A pequena indústria brasileira enfrentou desafios em 2025, com queda no desempenho e finanças, segundo a CNI. A confiança dos empresários permanece baixa há 14 meses, e as perspectivas para os próximos seis meses são moderadas. A alta carga tributária e a falta de trabalhadores qualificados são os principais obstáculos.

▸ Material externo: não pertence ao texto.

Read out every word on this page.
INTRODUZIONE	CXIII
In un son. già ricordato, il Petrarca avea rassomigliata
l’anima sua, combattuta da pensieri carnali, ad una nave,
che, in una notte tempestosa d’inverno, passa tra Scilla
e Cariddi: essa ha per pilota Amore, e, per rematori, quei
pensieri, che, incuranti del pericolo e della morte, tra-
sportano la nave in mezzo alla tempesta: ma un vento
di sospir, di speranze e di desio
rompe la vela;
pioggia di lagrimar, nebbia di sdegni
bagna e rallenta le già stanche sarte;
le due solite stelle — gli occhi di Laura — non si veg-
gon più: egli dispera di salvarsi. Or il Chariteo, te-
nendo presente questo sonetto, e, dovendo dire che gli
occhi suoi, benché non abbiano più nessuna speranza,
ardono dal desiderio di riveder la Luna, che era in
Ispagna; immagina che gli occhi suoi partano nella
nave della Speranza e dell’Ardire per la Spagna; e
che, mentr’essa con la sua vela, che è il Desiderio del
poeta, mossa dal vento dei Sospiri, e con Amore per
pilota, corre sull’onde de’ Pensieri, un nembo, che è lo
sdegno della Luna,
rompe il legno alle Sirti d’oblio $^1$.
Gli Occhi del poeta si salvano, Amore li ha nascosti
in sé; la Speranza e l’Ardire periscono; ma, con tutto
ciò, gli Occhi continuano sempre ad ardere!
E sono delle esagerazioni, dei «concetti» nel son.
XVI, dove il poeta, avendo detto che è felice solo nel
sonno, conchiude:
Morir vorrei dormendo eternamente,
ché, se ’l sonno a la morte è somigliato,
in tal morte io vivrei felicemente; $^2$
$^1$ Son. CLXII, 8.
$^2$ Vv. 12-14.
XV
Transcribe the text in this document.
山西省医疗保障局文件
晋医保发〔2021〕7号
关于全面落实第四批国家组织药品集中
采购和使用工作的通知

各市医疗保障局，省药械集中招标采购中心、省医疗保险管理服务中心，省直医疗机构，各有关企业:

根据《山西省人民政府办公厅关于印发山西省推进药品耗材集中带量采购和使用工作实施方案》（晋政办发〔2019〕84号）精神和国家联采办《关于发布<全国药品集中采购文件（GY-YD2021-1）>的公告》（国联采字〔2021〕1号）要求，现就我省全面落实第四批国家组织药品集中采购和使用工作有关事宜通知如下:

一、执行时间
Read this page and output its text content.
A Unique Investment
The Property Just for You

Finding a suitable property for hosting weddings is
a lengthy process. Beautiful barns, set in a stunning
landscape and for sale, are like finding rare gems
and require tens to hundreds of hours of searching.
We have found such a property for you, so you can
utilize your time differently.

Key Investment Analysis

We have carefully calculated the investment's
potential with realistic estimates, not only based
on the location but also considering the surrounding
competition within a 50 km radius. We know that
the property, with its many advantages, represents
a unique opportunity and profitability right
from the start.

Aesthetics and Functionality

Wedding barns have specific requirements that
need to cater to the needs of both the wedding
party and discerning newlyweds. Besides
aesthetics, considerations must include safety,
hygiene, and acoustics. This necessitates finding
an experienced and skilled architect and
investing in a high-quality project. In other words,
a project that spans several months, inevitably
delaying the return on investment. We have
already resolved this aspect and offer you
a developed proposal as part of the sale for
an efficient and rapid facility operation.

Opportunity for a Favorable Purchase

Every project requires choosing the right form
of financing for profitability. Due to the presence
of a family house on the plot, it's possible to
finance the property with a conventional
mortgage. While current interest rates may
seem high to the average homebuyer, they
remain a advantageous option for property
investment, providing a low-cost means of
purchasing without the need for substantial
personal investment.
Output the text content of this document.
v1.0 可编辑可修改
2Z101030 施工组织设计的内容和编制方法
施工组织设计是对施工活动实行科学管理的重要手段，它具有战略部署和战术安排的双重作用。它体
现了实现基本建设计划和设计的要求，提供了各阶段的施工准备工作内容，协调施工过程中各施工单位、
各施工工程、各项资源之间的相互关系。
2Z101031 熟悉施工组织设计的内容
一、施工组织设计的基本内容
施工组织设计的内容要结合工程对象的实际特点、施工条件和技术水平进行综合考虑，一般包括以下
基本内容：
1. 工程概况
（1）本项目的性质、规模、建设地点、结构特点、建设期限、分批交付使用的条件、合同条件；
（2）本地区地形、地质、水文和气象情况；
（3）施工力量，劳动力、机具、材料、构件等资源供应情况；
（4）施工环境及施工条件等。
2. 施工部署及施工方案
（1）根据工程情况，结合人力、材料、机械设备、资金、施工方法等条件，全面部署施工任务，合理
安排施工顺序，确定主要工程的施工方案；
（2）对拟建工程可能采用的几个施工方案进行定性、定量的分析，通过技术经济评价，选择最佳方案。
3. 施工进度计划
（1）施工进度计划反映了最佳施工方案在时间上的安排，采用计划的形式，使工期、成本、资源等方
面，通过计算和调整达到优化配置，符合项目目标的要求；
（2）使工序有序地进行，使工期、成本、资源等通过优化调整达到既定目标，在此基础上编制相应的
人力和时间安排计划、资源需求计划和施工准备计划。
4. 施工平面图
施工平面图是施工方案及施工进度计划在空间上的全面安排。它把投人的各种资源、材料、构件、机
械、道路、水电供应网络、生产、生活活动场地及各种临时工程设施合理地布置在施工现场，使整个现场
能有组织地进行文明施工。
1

Alta carga tributária pressiona competitividade
A alta carga tributária é um dos principais desafios enfrentados pela pequena indústria no Brasil. Empresários apontam que os impostos elevados afetam diretamente a competitividade das empresas, tanto no mercado interno quanto no externo.
Isso ocorre porque, ao exportar ou competir com produtos importados, os custos tributários se tornam um fator decisivo.
Além disso, a complexidade do sistema tributário brasileiro agrava a situação. Com regras complicadas e frequentemente alteradas, as empresas precisam dedicar recursos significativos apenas para acompanhar e cumprir suas obrigações fiscais.
Para muitos empresários, a simplificação do sistema tributário e a redução da carga de impostos são medidas essenciais para melhorar a competitividade e incentivar o crescimento do setor.
Sem essas mudanças, as pequenas indústrias continuarão a enfrentar dificuldades em expandir suas operações e aumentar sua participação no mercado.
Falta de confiança persiste entre empresários
A persistente falta de confiança entre os empresários da pequena indústria reflete um cenário de incertezas econômicas e desafios estruturais.
O Índice de Confiança do Empresário Industrial (ICEI) permaneceu abaixo da linha de 50 pontos por 14 meses consecutivos, indicando pessimismo no setor.
Essa desconfiança está ligada a fatores como a instabilidade econômica, mudanças frequentes nas políticas públicas e dificuldades de acesso ao crédito.
Sem confiança no ambiente econômico, empresários hesitam em investir em expansões ou novas contratações, o que limita o crescimento e a inovação no setor.
Além disso, as expectativas para os próximos seis meses também são moderadas. O índice de perspectivas, que avalia a expectativa de demanda, número de empregados e intenção de investimento, está abaixo do registrado no ano anterior.
Essa cautela impede que a pequena indústria capitalize em oportunidades de mercado, restringindo seu potencial de crescimento.